Even in cases where the database character set is not AL32UTF8, choosing BLOB over CLOB storage has the advantage that it avoids the need for character-set conversion when storing the JSON document  (see Character Sets and Character Encoding for JSON Data).

When using large objects (LOBs), Oracle recommends that you do the following:

  • Use the clause LOB (COLUMN_NAME) STORE AS (CACHE) in your CREATE TABLE statement, to ensure that read operations on the JSON documents are optimized using the database buffer cache.

  • Use SecureFiles LOBs. Consider also using Oracle Advanced Compression, to reduce the storage space needed for your JSON data. If you use compression then Oracle recommends option Medium Compression, which provides a good balance between space savings and performance.

SQL/JSON functions and conditions work with JSON data without any special considerations, whether the data is stored as BLOB or CLOB. From an application-development perspective, the API calls for working with BLOB content are nearly identical to those for working with CLOB content.

A downside of choosing BLOB storage over CLOB (for JSON or any other kind of data) is that it is sometimes more difficult to work with BLOB content using command-line tools such as SQL*Plus. For instance:

  • When selecting data from a BLOB column, if you want to view it as printable text then you must use SQL function to_clob.

  • When performing insert or update operations on a BLOB column, you must explicitly convert character strings to BLOB format using SQL function rawtohex.Foot 2

Ensure That JSON Columns Contain Well-Formed JSON Data

You can use SQL/JSON condition is json to check whether or not some JSON data is well formed. Oracle strongly recommends that you apply an is json check constraint to any JSON column, unless you expect some rows to contain something other than well-formed JSON data.

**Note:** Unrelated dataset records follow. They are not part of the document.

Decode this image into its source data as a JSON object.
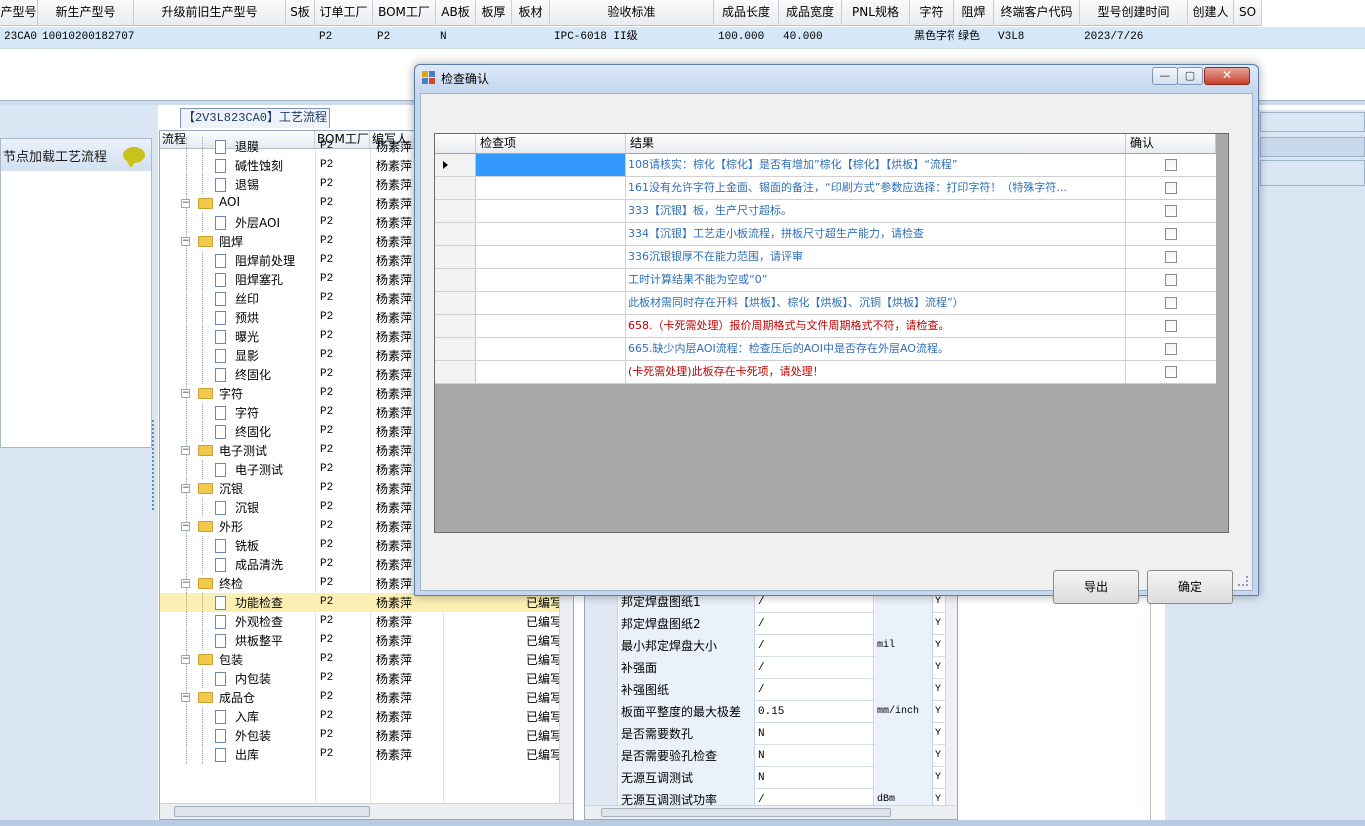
{
  "top_grid": {
    "headers": [
      "产型号",
      "新生产型号",
      "升级前旧生产型号",
      "S板",
      "订单工厂",
      "BOM工厂",
      "AB板",
      "板厚",
      "板材",
      "验收标准",
      "成品长度",
      "成品宽度",
      "PNL规格",
      "字符",
      "阻焊",
      "终端客户代码",
      "型号创建时间",
      "创建人",
      "SO"
    ],
    "row": [
      "23CA0",
      "10010200182707",
      "",
      "",
      "P2",
      "P2",
      "N",
      "",
      "",
      "IPC-6018 II级",
      "100.000",
      "40.000",
      "",
      "黑色字符",
      "绿色",
      "V3L8",
      "2023/7/26",
      "",
      ""
    ]
  },
  "left_panel": {
    "tab_label": "【2V3L823CA0】工艺流程",
    "sub_title": "节点加载工艺流程"
  },
  "tree": {
    "columns": [
      "流程",
      "BOM工厂",
      "编写人"
    ],
    "rows": [
      {
        "name": "退膜",
        "level": 1,
        "folder": false,
        "bom": "P2",
        "writer": "杨素萍",
        "status": ""
      },
      {
        "name": "碱性蚀刻",
        "level": 1,
        "folder": false,
        "bom": "P2",
        "writer": "杨素萍",
        "status": ""
      },
      {
        "name": "退锡",
        "level": 1,
        "folder": false,
        "bom": "P2",
        "writer": "杨素萍",
        "status": ""
      },
      {
        "name": "AOI",
        "level": 0,
        "folder": true,
        "bom": "P2",
        "writer": "杨素萍",
        "status": ""
      },
      {
        "name": "外层AOI",
        "level": 1,
        "folder": false,
        "bom": "P2",
        "writer": "杨素萍",
        "status": ""
      },
      {
        "name": "阻焊",
        "level": 0,
        "folder": true,
        "bom": "P2",
        "writer": "杨素萍",
        "status": ""
      },
      {
        "name": "阻焊前处理",
        "level": 1,
        "folder": false,
        "bom": "P2",
        "writer": "杨素萍",
        "status": ""
      },
      {
        "name": "阻焊塞孔",
        "level": 1,
        "folder": false,
        "bom": "P2",
        "writer": "杨素萍",
        "status": ""
      },
      {
        "name": "丝印",
        "level": 1,
        "folder": false,
        "bom": "P2",
        "writer": "杨素萍",
        "status": ""
      },
      {
        "name": "预烘",
        "level": 1,
        "folder": false,
        "bom": "P2",
        "writer": "杨素萍",
        "status": ""
      },
      {
        "name": "曝光",
        "level": 1,
        "folder": false,
        "bom": "P2",
        "writer": "杨素萍",
        "status": ""
      },
      {
        "name": "显影",
        "level": 1,
        "folder": false,
        "bom": "P2",
        "writer": "杨素萍",
        "status": ""
      },
      {
        "name": "终固化",
        "level": 1,
        "folder": false,
        "bom": "P2",
        "writer": "杨素萍",
        "status": ""
      },
      {
        "name": "字符",
        "level": 0,
        "folder": true,
        "bom": "P2",
        "writer": "杨素萍",
        "status": ""
      },
      {
        "name": "字符",
        "level": 1,
        "folder": false,
        "bom": "P2",
        "writer": "杨素萍",
        "status": ""
      },
      {
        "name": "终固化",
        "level": 1,
        "folder": false,
        "bom": "P2",
        "writer": "杨素萍",
        "status": ""
      },
      {
        "name": "电子测试",
        "level": 0,
        "folder": true,
        "bom": "P2",
        "writer": "杨素萍",
        "status": ""
      },
      {
        "name": "电子测试",
        "level": 1,
        "folder": false,
        "bom": "P2",
        "writer": "杨素萍",
        "status": ""
      },
      {
        "name": "沉银",
        "level": 0,
        "folder": true,
        "bom": "P2",
        "writer": "杨素萍",
        "status": ""
      },
      {
        "name": "沉银",
        "level": 1,
        "folder": false,
        "bom": "P2",
        "writer": "杨素萍",
        "status": ""
      },
      {
        "name": "外形",
        "level": 0,
        "folder": true,
        "bom": "P2",
        "writer": "杨素萍",
        "status": ""
      },
      {
        "name": "铣板",
        "level": 1,
        "folder": false,
        "bom": "P2",
        "writer": "杨素萍",
        "status": ""
      },
      {
        "name": "成品清洗",
        "level": 1,
        "folder": false,
        "bom": "P2",
        "writer": "杨素萍",
        "status": ""
      },
      {
        "name": "终检",
        "level": 0,
        "folder": true,
        "bom": "P2",
        "writer": "杨素萍",
        "status": ""
      },
      {
        "name": "功能检查",
        "level": 1,
        "folder": false,
        "bom": "P2",
        "writer": "杨素萍",
        "status": "已编写",
        "selected": true
      },
      {
        "name": "外观检查",
        "level": 1,
        "folder": false,
        "bom": "P2",
        "writer": "杨素萍",
        "status": "已编写"
      },
      {
        "name": "烘板整平",
        "level": 1,
        "folder": false,
        "bom": "P2",
        "writer": "杨素萍",
        "status": "已编写"
      },
      {
        "name": "包装",
        "level": 0,
        "folder": true,
        "bom": "P2",
        "writer": "杨素萍",
        "status": "已编写"
      },
      {
        "name": "内包装",
        "level": 1,
        "folder": false,
        "bom": "P2",
        "writer": "杨素萍",
        "status": "已编写"
      },
      {
        "name": "成品仓",
        "level": 0,
        "folder": true,
        "bom": "P2",
        "writer": "杨素萍",
        "status": "已编写"
      },
      {
        "name": "入库",
        "level": 1,
        "folder": false,
        "bom": "P2",
        "writer": "杨素萍",
        "status": "已编写"
      },
      {
        "name": "外包装",
        "level": 1,
        "folder": false,
        "bom": "P2",
        "writer": "杨素萍",
        "status": "已编写"
      },
      {
        "name": "出库",
        "level": 1,
        "folder": false,
        "bom": "P2",
        "writer": "杨素萍",
        "status": "已编写"
      }
    ]
  },
  "props": {
    "rows": [
      {
        "label": "邦定焊盘图纸1",
        "value": "/",
        "unit": "",
        "yn": "Y"
      },
      {
        "label": "邦定焊盘图纸2",
        "value": "/",
        "unit": "",
        "yn": "Y"
      },
      {
        "label": "最小邦定焊盘大小",
        "value": "/",
        "unit": "mil",
        "yn": "Y"
      },
      {
        "label": "补强面",
        "value": "/",
        "unit": "",
        "yn": "Y"
      },
      {
        "label": "补强图纸",
        "value": "/",
        "unit": "",
        "yn": "Y"
      },
      {
        "label": "板面平整度的最大极差",
        "value": "0.15",
        "unit": "mm/inch",
        "yn": "Y"
      },
      {
        "label": "是否需要数孔",
        "value": "N",
        "unit": "",
        "yn": "Y"
      },
      {
        "label": "是否需要验孔检查",
        "value": "N",
        "unit": "",
        "yn": "Y"
      },
      {
        "label": "无源互调测试",
        "value": "N",
        "unit": "",
        "yn": "Y"
      },
      {
        "label": "无源互调测试功率",
        "value": "/",
        "unit": "dBm",
        "yn": "Y"
      }
    ]
  },
  "dialog": {
    "title": "检查确认",
    "min_label": "—",
    "max_label": "▢",
    "close_label": "✕",
    "columns": [
      "检查项",
      "结果",
      "确认"
    ],
    "rows": [
      {
        "item": "",
        "result": "108请核实：棕化【棕化】是否有增加”棕化【棕化】【烘板】“流程”",
        "critical": false,
        "checked": false,
        "selected": true
      },
      {
        "item": "",
        "result": "161没有允许字符上金面、锡面的备注，“印刷方式”参数应选择：打印字符！（特殊字符...",
        "critical": false,
        "checked": false
      },
      {
        "item": "",
        "result": "333【沉银】板，生产尺寸超标。",
        "critical": false,
        "checked": false
      },
      {
        "item": "",
        "result": "334【沉银】工艺走小板流程，拼板尺寸超生产能力，请检查",
        "critical": false,
        "checked": false
      },
      {
        "item": "",
        "result": "336沉银银厚不在能力范围，请评审",
        "critical": false,
        "checked": false
      },
      {
        "item": "",
        "result": "工时计算结果不能为空或“0”",
        "critical": false,
        "checked": false
      },
      {
        "item": "",
        "result": "此板材需同时存在开料【烘板】、棕化【烘板】、沉铜【烘板】流程”）",
        "critical": false,
        "checked": false
      },
      {
        "item": "",
        "result": "658.（卡死需处理）报价周期格式与文件周期格式不符，请检查。",
        "critical": true,
        "checked": false
      },
      {
        "item": "",
        "result": "665.缺少内层AOI流程：检查压后的AOI中是否存在外层AO流程。",
        "critical": false,
        "checked": false
      },
      {
        "item": "",
        "result": "(卡死需处理)此板存在卡死项，请处理！",
        "critical": true,
        "checked": false
      }
    ],
    "export_label": "导出",
    "ok_label": "确定"
  },
  "colors": {
    "selection_blue": "#3399ff",
    "result_blue": "#2e6fb8",
    "critical_red": "#c00000",
    "tree_selected": "#fcefb4",
    "title_bar": "#c5d8ef"
  }
}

The overhead of parsing JSON is such that evaluating the condition should not have a significant impact on insert and update performance, and omitting the constraint means you cannot use the simple dot-notation syntax to query the JSON data.

What constitutes well-formed JSON data is a gray area. In practice, it is common for JSON data to have some characteristics that do not strictly follow the standard definition. You can control which syntax you require a given column of JSON data to conform to: the standard definition (strict syntax) or a JavaScript-like syntax found in common practice (lax syntax). The default SQL/JSON syntax for Oracle Database is lax. Which kind of syntax is used is controlled by condition is json. Applying an is json check constraint to a JSON column thus enables the use of lax JSON syntax, by default.

See Also:

Oracle Database SQL Language Reference for information about SQL function rawtohex

Footnote Legend

Footnote 1: Whether the limit is expressed in bytes or characters is determined by session parameter NLS_LENGTH_SEMANTICS.
Footnote 2: The return value of SQL function rawtohex is limited to 32767 bytes. The value is truncated to remove any converted data beyond this length.